Amid coronavirus crisis, Fifth Third Bancorp FITB is on a hiring spree to cater to the demand of increased Small Business Administration-backed loans followed by the $2-trillion federal Coronavirus Aid, Relief and Economic Security (CARES) Act, passed this March. Notably, this package would dedicate $350 billion worth small business loans.
Cincinnati, OH-based Fifth Third plans to appoint nearly 1,000 employees in retail banking centers, mortgage and operations in branches all over, including higher numbers in the bank’s headquarters. The roles will "provide essential banking services to customers and offer new career opportunities for those searching for employment during economic hardship."
"Our Fifth Third customers and communities need us more than ever during these uncertain times, and we will continue to be here for them," said Greg D. Carmichael, chairman, president and CEO of Fifth Third. "I’m proud of the extraordinary service our employees are providing each day.
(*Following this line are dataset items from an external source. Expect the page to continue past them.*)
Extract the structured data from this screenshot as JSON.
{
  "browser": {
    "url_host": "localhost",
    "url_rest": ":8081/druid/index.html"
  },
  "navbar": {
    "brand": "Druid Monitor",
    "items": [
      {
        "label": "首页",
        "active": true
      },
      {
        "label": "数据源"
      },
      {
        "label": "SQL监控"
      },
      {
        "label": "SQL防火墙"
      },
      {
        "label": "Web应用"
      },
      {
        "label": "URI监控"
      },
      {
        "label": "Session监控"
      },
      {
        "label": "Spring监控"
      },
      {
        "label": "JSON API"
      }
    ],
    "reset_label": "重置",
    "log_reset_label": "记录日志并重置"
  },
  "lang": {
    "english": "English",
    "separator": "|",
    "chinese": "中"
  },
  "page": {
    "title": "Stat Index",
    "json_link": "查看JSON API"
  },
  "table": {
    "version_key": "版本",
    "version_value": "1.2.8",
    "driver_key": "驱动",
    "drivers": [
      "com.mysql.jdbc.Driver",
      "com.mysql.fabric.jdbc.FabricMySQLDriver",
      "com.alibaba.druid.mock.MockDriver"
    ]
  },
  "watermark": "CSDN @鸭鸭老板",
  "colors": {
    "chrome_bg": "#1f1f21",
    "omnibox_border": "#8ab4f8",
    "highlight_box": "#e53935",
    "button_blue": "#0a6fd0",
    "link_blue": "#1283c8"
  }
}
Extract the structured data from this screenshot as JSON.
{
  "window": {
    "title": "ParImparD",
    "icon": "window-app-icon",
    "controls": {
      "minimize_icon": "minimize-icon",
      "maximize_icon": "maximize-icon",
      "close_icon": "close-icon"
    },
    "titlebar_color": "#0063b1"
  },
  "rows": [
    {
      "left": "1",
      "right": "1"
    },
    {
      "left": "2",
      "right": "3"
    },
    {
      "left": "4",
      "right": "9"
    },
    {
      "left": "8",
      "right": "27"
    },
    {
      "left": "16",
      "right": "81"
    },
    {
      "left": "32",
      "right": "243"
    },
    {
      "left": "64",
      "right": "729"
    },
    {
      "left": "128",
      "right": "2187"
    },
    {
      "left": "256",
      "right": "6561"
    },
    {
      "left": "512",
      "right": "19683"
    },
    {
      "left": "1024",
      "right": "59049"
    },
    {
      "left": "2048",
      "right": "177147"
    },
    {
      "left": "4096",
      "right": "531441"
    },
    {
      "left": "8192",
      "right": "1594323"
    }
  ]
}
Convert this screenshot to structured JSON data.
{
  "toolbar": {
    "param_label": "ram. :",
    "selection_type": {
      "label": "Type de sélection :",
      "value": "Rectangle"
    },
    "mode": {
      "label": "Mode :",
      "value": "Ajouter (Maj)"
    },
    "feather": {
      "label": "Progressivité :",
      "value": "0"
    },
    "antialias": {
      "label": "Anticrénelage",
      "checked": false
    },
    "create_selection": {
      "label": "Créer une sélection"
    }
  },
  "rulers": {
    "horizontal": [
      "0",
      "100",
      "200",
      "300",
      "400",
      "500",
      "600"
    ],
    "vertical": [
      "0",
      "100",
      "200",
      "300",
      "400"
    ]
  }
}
We are looking to grow our team of professionals to serve these needs and to help provide critical employment opportunities so our communities can get back to work again," noted the CEO.
The roles offered include 500 positions in retail, 350 mortgage sales and support positions, along with 100 positions in operations. Fifth Third is also providing attractive benefits package to retain the workforce.
Notably, banks are transitioning employees to work remotely in a bid to contain the spread of COVID-19. Fifth Third is also catering protective measures for both employees and customers, and offering enhanced digital operations, including online or mobile banking, along with fee-free ATMs.
"We continue to take good care of our employees so they can continue to take good care of our customers," Carmichael said. "Now more than ever, our customers are counting on us to provide them with the financial expertise and essential banking services necessary to navigate uncertainty," he further added.
Currently, Fifth Third carries a Zacks Rank #4 (Sell).
Shares of this banking giant have recorded a year-to-date decline of 49.6% compared with the 45% decrease recorded by the industry.